The Independent gazetesinin yorumunda da ifade ettiği gibi “kelle alma” siyasetiyle Hamas ve Hizbullah örgütü bitmeyecektir. Geleneği olan bu köklü oluşumlar, belki form değiştirmek suretiyle kendilerini kısa zamanda yenileyip yerlerine başka isimler altında yollarına devam edeceklerdir. Yetmiş beş yıllık Filistin davasında olup bitenler bunun örneğidir. ABD 2006 yılında Irak’ta faaliyet yürüten el-Kaide lideri Ebu Musab el-Zerkavi’yi öldürdü, bu örgüt çöktü mü?
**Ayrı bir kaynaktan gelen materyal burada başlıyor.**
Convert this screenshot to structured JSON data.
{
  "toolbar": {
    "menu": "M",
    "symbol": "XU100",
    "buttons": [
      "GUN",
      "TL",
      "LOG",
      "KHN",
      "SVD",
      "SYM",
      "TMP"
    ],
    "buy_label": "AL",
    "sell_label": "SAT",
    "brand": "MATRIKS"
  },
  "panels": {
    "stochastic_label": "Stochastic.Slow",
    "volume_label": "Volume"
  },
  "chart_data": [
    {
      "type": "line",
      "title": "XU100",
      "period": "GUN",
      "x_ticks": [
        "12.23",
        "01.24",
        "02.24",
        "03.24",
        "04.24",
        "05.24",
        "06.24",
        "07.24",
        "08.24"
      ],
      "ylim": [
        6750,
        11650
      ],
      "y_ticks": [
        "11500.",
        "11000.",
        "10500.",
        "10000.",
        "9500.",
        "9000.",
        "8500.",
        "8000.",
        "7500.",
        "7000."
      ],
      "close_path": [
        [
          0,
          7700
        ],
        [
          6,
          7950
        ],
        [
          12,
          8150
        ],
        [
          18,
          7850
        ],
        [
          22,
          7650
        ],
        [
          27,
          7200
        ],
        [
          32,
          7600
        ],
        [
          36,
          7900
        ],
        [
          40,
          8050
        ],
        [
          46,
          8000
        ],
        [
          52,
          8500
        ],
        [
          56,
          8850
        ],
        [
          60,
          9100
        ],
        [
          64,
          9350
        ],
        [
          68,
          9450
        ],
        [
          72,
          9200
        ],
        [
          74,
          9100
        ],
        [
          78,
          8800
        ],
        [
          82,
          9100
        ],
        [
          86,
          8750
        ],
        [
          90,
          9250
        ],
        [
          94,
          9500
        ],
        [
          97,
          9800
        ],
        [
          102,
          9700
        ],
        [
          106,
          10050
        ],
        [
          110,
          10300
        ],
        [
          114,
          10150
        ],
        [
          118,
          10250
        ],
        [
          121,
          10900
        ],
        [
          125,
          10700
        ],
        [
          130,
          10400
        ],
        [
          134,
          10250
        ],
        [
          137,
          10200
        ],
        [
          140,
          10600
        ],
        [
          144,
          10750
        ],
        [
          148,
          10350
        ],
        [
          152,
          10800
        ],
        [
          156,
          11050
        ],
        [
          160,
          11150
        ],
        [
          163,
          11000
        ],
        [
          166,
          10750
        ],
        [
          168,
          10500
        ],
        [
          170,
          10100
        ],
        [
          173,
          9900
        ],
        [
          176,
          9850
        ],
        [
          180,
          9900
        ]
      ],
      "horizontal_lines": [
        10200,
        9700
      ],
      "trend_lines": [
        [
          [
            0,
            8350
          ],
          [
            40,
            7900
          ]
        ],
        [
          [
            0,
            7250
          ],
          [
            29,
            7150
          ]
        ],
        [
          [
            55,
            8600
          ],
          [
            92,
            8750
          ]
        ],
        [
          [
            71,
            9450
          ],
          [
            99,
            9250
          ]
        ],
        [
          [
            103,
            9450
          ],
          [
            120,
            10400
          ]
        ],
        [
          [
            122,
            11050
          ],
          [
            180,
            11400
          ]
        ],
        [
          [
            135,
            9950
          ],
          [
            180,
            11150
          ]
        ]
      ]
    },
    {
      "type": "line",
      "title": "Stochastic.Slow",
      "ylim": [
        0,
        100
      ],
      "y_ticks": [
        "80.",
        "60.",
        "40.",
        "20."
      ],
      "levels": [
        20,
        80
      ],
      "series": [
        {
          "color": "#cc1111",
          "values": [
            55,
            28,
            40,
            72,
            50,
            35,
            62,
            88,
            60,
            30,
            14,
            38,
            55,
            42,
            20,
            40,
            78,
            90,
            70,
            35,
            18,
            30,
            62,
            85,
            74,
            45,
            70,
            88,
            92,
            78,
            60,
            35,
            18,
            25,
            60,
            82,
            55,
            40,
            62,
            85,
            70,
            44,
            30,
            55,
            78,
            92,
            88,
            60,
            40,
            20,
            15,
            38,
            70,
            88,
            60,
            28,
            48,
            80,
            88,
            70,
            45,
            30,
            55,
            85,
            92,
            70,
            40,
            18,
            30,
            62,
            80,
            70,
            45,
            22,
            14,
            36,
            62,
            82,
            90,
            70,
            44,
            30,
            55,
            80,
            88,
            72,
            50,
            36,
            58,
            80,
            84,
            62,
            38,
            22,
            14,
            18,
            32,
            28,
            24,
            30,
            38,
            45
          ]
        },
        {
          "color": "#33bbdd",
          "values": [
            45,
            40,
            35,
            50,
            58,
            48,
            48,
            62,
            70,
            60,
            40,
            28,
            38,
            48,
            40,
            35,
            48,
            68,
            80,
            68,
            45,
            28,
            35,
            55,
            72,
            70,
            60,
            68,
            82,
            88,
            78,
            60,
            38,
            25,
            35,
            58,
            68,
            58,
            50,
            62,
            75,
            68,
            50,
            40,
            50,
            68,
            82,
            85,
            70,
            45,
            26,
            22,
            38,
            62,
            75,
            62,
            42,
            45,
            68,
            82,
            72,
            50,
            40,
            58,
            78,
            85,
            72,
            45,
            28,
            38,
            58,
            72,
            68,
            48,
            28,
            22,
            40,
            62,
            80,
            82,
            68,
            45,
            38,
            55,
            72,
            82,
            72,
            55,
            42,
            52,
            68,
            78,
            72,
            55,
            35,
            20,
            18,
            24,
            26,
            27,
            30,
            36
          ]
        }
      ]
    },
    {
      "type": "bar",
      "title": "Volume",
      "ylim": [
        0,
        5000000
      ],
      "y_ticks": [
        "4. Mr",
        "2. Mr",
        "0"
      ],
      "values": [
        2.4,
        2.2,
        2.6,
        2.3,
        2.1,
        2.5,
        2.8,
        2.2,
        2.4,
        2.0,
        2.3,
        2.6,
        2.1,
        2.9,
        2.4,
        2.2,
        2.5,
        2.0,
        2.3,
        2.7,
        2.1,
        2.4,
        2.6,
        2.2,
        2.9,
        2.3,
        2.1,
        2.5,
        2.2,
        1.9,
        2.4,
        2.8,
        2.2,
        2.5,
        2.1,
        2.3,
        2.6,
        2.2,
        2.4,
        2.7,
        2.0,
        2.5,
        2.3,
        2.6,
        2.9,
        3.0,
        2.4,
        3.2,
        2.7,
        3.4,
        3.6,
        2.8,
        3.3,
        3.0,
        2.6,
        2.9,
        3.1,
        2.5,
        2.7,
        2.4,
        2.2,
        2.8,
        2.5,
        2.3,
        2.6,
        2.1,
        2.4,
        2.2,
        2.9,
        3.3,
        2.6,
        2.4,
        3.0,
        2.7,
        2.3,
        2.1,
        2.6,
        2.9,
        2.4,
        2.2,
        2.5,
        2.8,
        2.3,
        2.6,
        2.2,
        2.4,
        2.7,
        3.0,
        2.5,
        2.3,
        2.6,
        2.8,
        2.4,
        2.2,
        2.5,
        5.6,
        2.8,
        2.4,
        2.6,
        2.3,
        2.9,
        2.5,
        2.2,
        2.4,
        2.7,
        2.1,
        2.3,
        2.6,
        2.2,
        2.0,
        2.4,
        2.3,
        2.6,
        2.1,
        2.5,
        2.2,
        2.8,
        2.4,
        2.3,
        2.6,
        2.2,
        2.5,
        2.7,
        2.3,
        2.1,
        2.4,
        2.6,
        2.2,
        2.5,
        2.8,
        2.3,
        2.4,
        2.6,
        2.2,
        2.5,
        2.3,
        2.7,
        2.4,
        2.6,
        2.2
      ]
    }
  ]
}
Gördüğümüz kadarı ile form değiştirip varlığını yeni bir liderle sürdürmeye devam ediyor.

Özetle Siyonist İsrail bu kelle avcılığından ve toprak genişletme politikasından vazgeçmedikçe asla kendini güvende hissetmeyecektir. Eğer Ortadoğu’da var olmak istiyorsa, en kısa zamanda işgal ettiği Filistin topraklardan çekilmeli, başkenti Kudüs olan ve birleşik bir toprak bütünlüğüne sahip olan Filistin devletini tanımalıdır.